Mas ele os soltou rapidamente.
Provavelmente para não colocar Cora em uma situação constrangedora diante de Bernardo.
Durante todo o trajeto, Cora esteve com o coração aos pulos.
Somente quando Bernardo a levou para longe dali é que ela soltou um suspiro de alívio verdadeiro.
Contudo, a sensação de que havia correntes ocultas agitadas sob a superfície persistia.
Ao chegarem na curva do corredor, Bernardo estacou de repente.
Desatenta, Cora acabou esbarrando em suas costas.
Uma voz grave e intimidante ressoou perto do seu ouvido:
— Você quer tanto assim me deixar?
Era um interrogatório direto.
Porém, era impossível deduzir as outras emoções ocultas naquele timbre.
Cora o encarou, sem qualquer hesitação ou recuo.
Sua resposta também foi excepcionalmente firme:
— Sim, eu sonho com isso todos os dias.
Dizendo isso, ela esboçou um sorriso pálido, que nem de perto alcançava a curva dos olhos.
Cada sílaba proferida tinha o intuito de lembrar Bernardo.
— Sr. Pereira, não se esqueça de que já assinou o acordo de divórcio. O que existe entre nós agora é apenas uma relação de interesses, onde cada um tira proveito do que precisa.
As palavras soaram de forma ainda mais cortante.
Bernardo não retrucou.
Seus olhos apenas continuaram focados em Cora.
Cora também não disse mais nada.
O ambiente ficou denso.
— Vamos comer.

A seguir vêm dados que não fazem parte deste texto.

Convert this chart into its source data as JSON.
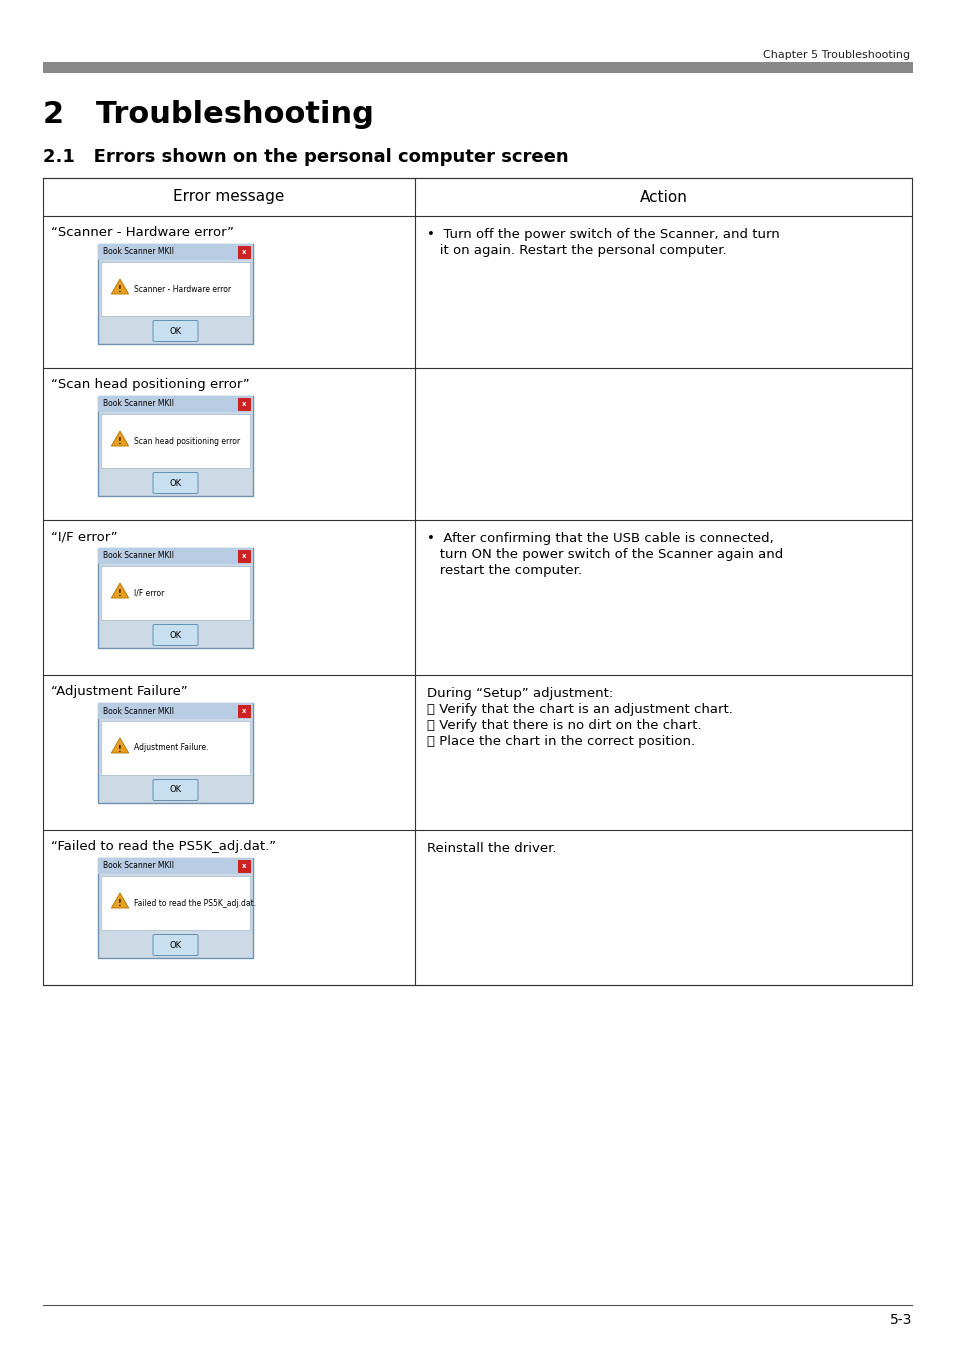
{
  "page_header": "Chapter 5 Troubleshooting",
  "header_bar_color": "#888888",
  "chapter_title": "2   Troubleshooting",
  "section_title": "2.1   Errors shown on the personal computer screen",
  "table_header_left": "Error message",
  "table_header_right": "Action",
  "rows": [
    {
      "error_label": "“Scanner - Hardware error”",
      "dialog_title": "Book Scanner MKII",
      "dialog_msg": "Scanner - Hardware error",
      "action_lines": [
        "•  Turn off the power switch of the Scanner, and turn",
        "   it on again. Restart the personal computer."
      ]
    },
    {
      "error_label": "“Scan head positioning error”",
      "dialog_title": "Book Scanner MKII",
      "dialog_msg": "Scan head positioning error",
      "action_lines": []
    },
    {
      "error_label": "“I/F error”",
      "dialog_title": "Book Scanner MKII",
      "dialog_msg": "I/F error",
      "action_lines": [
        "•  After confirming that the USB cable is connected,",
        "   turn ON the power switch of the Scanner again and",
        "   restart the computer."
      ]
    },
    {
      "error_label": "“Adjustment Failure”",
      "dialog_title": "Book Scanner MKII",
      "dialog_msg": "Adjustment Failure.",
      "action_lines": [
        "During “Setup” adjustment:",
        "・ Verify that the chart is an adjustment chart.",
        "・ Verify that there is no dirt on the chart.",
        "・ Place the chart in the correct position."
      ]
    },
    {
      "error_label": "“Failed to read the PS5K_adj.dat.”",
      "dialog_title": "Book Scanner MKII",
      "dialog_msg": "Failed to read the PS5K_adj.dat.",
      "action_lines": [
        "Reinstall the driver."
      ]
    }
  ],
  "footer_text": "5-3",
  "bg_color": "#ffffff",
  "table_border_color": "#333333",
  "dialog_outer_bg": "#cdd9e5",
  "dialog_title_bg": "#b8cce4",
  "dialog_inner_bg": "#ffffff",
  "dialog_close_color": "#cc2222",
  "dialog_btn_bg": "#c8dff0",
  "warning_color": "#e8a020",
  "warning_border": "#b07000"
}
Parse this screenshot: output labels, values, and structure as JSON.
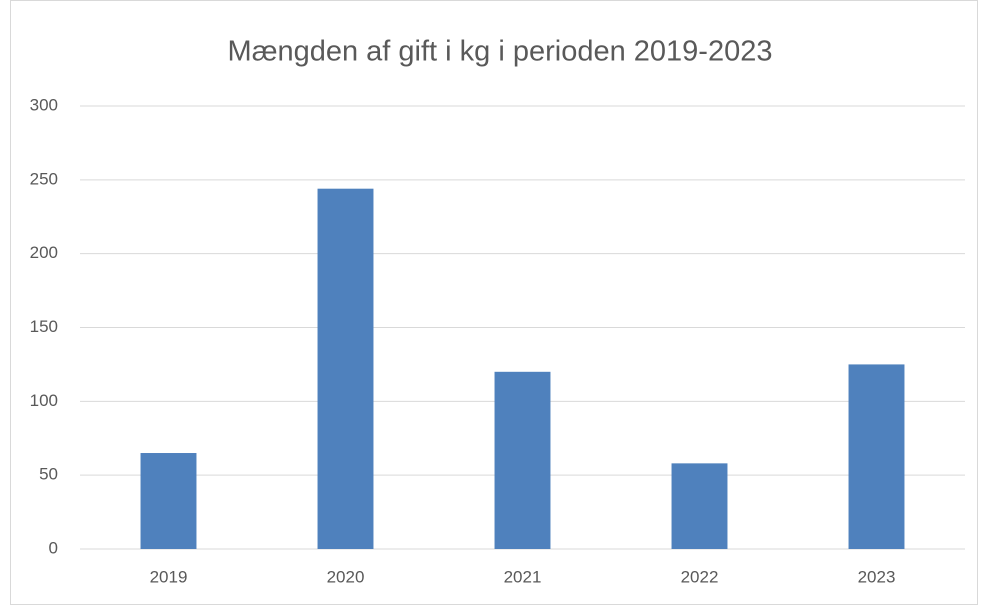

Todos estão nos esperando. — Após muito tempo, Bernardo romrompeu o silêncio.
Ao terminar a frase, virou-se e rumou em direção ao restaurante.
Só então Cora pôde respirar aliviada.
Mas a atitude de Bernardo conseguiu surpreendê-la.
Ele não ia explodir de raiva?
Chocada com aquele desenrolar inesperado, Cora ficou paralisada no lugar, extremamente quieta.
Foi Bernardo quem, alguns passos à frente, percebeu que ela não o estava acompanhando.
Ele desacelerou o passo, com o semblante fechado, e virou-se para encará-la.
Mas as coisas não saíram como o esperado. O gerente do clube olhava para Bernardo transpirando nervosismo e constrangimento.
— Sr. Pereira, peço mil desculpas, mas tivemos um imprevisto diplomático. — O gerente tomou coragem e despejou as palavras de uma vez.
O olhar de Bernardo escureceu, demonstrando clara insatisfação:
— Me dê um bom motivo.
O gerente engoliu em seco e apressou-se a explicar:
— Sr. Pereira, a situação é a seguinte: vieram pessoas da capital, então eles acabaram requisitando a sua sala privativa.
A capital possuía uma hierarquia obviamente superior à de Lagoa Cristalina. Afinal, era a capital.
A visita de pessoas de lá significava a presença de altos figurões governamentais ou figuras de extrema importância.
E embora a sala estivesse permanentemente reservada para Bernardo, a propriedade do espaço ainda pertencia ao clube.
O clube tinha o direito administrativo de realocá-la, caso necessário.
Mas deveriam, no mínimo, ter informado e esclarecido as coisas a Bernardo com antecedência.
Compreendendo essa lógica, a expressão carrancuda de Bernardo suavizou levemente.
— Quem veio da capital? — Bernardo foi direto ao ponto.
— Líderes ministeriais, e também pessoas da Família Colombo. — O gerente não escondeu nada.
Instantaneamente, Bernardo pensou em Daniel.